The proponents of extension have also claimed that the spare parts are not available locally and therefore the breakdown of any equipment will result in equipment not being repaired due to lack of spares which will mean required services will not be available.
Those opposed have again responded that the maintenance contracts will take care of that.
Better option
The contractors have made the self-defeating argument that there is equipment that requires replacement after seven years and therefore if the extension is not provided, these will not be replaced and consequently, no service will be available.
Well, the reason the lease contracts were for seven years is that after that the equipment is considered obsolete!
Why should we extend contracts for another three years to cover obsolete technology?
A further argument is that if the extension is not provided and equipment fails, patients will have to travel to Kenyatta National Hospital (KNH) for the services.
All are rather pedestrian arguments.
Auto crave machines used for sterilisation are, for example, rather standard equipment.
Ministry seniors have chimed in that the renewal makes business sense.
Business sense for whom they don’t say.
Frankly, I am struggling to see how paying Sh100 million per year for three years is a better option for counties, than paying the US$ 1 peppercorn that the contracts call for.

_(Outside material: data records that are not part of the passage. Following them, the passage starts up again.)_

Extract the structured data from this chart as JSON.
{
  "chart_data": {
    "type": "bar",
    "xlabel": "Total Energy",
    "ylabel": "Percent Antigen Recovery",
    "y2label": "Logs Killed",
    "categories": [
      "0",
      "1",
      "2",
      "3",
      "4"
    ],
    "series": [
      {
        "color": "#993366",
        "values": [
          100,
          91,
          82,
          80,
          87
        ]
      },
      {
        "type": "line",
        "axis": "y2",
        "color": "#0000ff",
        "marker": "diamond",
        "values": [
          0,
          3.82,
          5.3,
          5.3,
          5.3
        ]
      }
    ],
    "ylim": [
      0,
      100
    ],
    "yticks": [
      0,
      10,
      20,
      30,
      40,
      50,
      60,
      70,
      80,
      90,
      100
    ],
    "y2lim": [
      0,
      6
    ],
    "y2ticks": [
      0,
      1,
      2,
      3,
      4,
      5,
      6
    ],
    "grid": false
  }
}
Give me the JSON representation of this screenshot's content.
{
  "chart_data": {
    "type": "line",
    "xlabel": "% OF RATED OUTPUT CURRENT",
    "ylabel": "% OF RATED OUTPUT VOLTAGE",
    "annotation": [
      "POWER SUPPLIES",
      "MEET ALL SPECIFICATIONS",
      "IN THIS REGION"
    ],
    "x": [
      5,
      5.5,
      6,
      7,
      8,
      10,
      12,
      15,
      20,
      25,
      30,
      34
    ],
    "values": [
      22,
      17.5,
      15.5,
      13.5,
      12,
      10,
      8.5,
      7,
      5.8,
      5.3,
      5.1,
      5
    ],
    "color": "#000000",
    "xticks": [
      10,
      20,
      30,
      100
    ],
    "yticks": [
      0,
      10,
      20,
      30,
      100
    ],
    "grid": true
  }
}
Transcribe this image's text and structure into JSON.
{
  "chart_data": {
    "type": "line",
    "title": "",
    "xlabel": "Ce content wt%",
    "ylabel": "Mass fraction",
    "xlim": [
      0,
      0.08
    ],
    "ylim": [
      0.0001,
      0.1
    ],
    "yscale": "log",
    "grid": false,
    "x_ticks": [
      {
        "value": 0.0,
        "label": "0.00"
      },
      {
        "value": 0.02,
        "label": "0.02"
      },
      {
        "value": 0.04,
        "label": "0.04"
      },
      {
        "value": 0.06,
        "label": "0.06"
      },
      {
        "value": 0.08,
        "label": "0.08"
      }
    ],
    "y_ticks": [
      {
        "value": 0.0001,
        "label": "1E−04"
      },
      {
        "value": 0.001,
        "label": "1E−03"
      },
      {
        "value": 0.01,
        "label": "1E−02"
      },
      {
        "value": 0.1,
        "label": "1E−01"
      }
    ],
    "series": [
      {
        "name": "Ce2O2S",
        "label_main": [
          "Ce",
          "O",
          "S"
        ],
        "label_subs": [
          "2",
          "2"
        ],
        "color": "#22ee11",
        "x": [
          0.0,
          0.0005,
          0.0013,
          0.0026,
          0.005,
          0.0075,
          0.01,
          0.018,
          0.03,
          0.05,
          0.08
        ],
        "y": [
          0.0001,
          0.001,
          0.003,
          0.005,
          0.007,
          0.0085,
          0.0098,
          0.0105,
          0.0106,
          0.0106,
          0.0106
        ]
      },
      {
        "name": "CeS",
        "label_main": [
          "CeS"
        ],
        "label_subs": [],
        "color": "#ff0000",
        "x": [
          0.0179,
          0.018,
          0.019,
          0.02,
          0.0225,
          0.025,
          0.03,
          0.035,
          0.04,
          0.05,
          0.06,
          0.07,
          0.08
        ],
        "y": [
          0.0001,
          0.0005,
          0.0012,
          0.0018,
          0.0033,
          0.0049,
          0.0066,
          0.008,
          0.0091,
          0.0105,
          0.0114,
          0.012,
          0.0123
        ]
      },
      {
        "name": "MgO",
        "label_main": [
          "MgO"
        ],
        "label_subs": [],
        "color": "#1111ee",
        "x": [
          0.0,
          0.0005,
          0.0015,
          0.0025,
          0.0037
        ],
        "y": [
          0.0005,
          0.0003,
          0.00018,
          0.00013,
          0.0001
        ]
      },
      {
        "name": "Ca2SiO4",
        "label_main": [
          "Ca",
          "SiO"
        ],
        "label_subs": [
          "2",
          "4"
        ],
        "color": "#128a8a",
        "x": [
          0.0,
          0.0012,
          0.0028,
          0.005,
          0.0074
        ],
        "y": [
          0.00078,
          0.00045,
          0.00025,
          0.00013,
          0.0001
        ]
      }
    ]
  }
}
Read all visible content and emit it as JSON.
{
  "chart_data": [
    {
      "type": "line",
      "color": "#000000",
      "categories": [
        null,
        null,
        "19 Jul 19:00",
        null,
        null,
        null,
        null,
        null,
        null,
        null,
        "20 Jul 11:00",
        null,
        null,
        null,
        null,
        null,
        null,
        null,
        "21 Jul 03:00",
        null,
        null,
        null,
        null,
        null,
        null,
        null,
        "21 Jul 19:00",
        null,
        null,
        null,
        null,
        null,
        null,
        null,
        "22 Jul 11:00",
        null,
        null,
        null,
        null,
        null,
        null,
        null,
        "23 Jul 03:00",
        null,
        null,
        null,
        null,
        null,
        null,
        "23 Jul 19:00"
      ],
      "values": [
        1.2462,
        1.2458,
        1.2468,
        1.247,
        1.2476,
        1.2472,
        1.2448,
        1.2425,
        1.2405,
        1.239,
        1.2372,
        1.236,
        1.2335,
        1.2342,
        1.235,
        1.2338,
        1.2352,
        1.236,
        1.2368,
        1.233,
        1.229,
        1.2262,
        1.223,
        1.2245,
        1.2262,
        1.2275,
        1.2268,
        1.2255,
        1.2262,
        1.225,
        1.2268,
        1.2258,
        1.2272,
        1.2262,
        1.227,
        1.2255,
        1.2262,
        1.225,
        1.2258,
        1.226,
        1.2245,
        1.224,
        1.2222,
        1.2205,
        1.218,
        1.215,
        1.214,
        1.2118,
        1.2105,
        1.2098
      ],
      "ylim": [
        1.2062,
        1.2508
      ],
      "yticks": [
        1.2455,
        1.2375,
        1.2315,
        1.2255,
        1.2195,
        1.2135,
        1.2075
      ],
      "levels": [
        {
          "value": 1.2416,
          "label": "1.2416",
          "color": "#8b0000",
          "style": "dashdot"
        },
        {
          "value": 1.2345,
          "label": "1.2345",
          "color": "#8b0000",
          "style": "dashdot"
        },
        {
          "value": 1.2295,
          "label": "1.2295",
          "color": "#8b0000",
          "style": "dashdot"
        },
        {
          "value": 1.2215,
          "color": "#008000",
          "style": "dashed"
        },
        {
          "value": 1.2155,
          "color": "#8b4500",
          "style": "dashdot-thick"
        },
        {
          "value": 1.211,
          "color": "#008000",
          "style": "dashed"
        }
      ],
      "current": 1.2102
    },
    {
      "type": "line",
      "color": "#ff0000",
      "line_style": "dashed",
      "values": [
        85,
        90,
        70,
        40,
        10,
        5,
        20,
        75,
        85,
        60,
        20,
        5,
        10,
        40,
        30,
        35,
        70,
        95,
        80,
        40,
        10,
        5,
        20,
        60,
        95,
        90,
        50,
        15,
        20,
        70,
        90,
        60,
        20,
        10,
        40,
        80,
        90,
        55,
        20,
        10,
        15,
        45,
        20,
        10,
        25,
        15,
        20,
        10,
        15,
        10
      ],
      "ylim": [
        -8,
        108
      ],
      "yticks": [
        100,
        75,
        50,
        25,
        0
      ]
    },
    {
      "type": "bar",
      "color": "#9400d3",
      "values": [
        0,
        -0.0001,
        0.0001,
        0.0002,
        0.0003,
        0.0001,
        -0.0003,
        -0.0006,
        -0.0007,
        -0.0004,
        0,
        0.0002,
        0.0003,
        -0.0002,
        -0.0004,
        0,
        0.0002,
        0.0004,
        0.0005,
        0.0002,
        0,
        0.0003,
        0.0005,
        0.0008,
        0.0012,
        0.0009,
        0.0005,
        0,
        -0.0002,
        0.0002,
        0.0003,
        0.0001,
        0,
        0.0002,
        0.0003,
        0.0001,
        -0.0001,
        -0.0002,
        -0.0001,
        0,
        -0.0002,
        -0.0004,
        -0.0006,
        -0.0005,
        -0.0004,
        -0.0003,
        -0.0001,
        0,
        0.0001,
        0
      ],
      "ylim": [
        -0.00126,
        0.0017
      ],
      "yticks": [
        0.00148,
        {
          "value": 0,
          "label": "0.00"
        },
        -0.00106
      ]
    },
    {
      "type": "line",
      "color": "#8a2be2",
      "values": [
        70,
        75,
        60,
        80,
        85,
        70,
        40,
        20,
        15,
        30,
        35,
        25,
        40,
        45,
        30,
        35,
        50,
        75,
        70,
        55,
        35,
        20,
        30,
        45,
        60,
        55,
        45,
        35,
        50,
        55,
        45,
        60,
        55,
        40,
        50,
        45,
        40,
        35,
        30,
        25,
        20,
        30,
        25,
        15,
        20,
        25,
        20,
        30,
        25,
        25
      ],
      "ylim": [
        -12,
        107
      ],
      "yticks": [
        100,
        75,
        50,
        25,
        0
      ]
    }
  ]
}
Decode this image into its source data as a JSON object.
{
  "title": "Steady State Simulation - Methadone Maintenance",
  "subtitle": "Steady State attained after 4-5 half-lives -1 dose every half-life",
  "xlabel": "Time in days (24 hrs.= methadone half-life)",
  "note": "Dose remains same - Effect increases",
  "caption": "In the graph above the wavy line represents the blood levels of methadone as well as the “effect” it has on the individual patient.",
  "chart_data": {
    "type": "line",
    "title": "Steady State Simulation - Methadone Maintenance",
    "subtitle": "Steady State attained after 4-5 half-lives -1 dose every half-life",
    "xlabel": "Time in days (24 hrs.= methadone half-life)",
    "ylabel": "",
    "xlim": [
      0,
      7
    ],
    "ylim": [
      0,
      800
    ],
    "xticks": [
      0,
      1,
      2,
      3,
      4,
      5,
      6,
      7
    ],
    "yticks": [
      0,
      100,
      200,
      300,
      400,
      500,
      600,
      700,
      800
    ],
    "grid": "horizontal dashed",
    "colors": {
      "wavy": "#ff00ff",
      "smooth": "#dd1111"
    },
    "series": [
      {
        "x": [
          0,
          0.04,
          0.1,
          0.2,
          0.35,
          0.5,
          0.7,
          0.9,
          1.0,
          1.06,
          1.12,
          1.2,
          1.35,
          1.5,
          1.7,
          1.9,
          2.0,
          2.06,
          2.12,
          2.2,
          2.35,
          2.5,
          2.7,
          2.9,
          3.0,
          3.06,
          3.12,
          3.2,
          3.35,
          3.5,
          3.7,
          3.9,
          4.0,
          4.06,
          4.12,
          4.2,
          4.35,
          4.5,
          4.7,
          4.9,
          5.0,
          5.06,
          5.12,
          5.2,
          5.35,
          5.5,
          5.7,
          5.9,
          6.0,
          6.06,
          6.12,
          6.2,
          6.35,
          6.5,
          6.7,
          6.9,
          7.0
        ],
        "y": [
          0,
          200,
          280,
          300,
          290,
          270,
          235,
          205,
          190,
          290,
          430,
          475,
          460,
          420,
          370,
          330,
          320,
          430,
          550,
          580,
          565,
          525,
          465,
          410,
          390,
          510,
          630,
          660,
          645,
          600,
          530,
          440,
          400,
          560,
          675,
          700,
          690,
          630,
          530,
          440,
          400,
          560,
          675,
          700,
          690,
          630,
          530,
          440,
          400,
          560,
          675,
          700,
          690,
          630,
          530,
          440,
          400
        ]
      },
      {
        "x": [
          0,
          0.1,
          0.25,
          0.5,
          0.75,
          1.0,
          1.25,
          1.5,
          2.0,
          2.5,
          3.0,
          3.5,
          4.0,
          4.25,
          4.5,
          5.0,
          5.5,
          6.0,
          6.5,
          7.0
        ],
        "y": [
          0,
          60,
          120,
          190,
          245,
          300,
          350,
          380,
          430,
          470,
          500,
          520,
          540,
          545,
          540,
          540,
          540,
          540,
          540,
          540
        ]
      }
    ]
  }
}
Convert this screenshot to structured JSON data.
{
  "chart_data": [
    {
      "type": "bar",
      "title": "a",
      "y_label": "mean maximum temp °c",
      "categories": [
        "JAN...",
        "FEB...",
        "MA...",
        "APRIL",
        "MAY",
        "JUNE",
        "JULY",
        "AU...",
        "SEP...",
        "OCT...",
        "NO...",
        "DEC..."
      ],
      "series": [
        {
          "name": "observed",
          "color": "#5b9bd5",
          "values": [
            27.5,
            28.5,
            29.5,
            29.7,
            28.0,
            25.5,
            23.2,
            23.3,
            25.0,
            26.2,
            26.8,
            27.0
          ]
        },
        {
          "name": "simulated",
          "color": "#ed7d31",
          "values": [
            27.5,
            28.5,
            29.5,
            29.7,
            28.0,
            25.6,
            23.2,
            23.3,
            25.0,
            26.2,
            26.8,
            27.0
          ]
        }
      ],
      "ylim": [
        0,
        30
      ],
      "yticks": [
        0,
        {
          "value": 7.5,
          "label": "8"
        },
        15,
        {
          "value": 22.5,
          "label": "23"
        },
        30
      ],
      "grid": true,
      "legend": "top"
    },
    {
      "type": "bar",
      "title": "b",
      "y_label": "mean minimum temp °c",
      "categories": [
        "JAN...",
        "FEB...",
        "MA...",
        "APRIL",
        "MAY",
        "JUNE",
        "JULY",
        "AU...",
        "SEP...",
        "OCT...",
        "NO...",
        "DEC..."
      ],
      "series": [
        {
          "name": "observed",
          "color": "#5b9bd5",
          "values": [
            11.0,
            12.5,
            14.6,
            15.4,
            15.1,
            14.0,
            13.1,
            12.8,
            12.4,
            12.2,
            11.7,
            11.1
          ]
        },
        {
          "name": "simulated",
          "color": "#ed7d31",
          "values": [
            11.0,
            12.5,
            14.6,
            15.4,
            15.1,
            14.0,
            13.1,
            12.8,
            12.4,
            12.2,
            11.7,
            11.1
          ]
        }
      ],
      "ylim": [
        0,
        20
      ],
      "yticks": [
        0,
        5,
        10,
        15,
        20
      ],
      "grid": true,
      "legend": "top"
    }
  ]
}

It might be good for the bottom-line of the contractors, but to claim that extension is in the best interest of UHC is to think we are dimwits.
Both the ministry and contractors have alleged that counties don’t have the biomedical engineers necessary to repair and maintain the equipment.
Two basic questions arise from this allegation. Where has the ministry been for seven years that the contracts were running?
How will they remedy the situation with the three-year extension that they are seeking?
In any case, what were the hospitals doing before the managed equipment lease?
As I have argued in this column before, UHC is achievable.
But it will be through innovation, not lining the pockets of health sector contractors.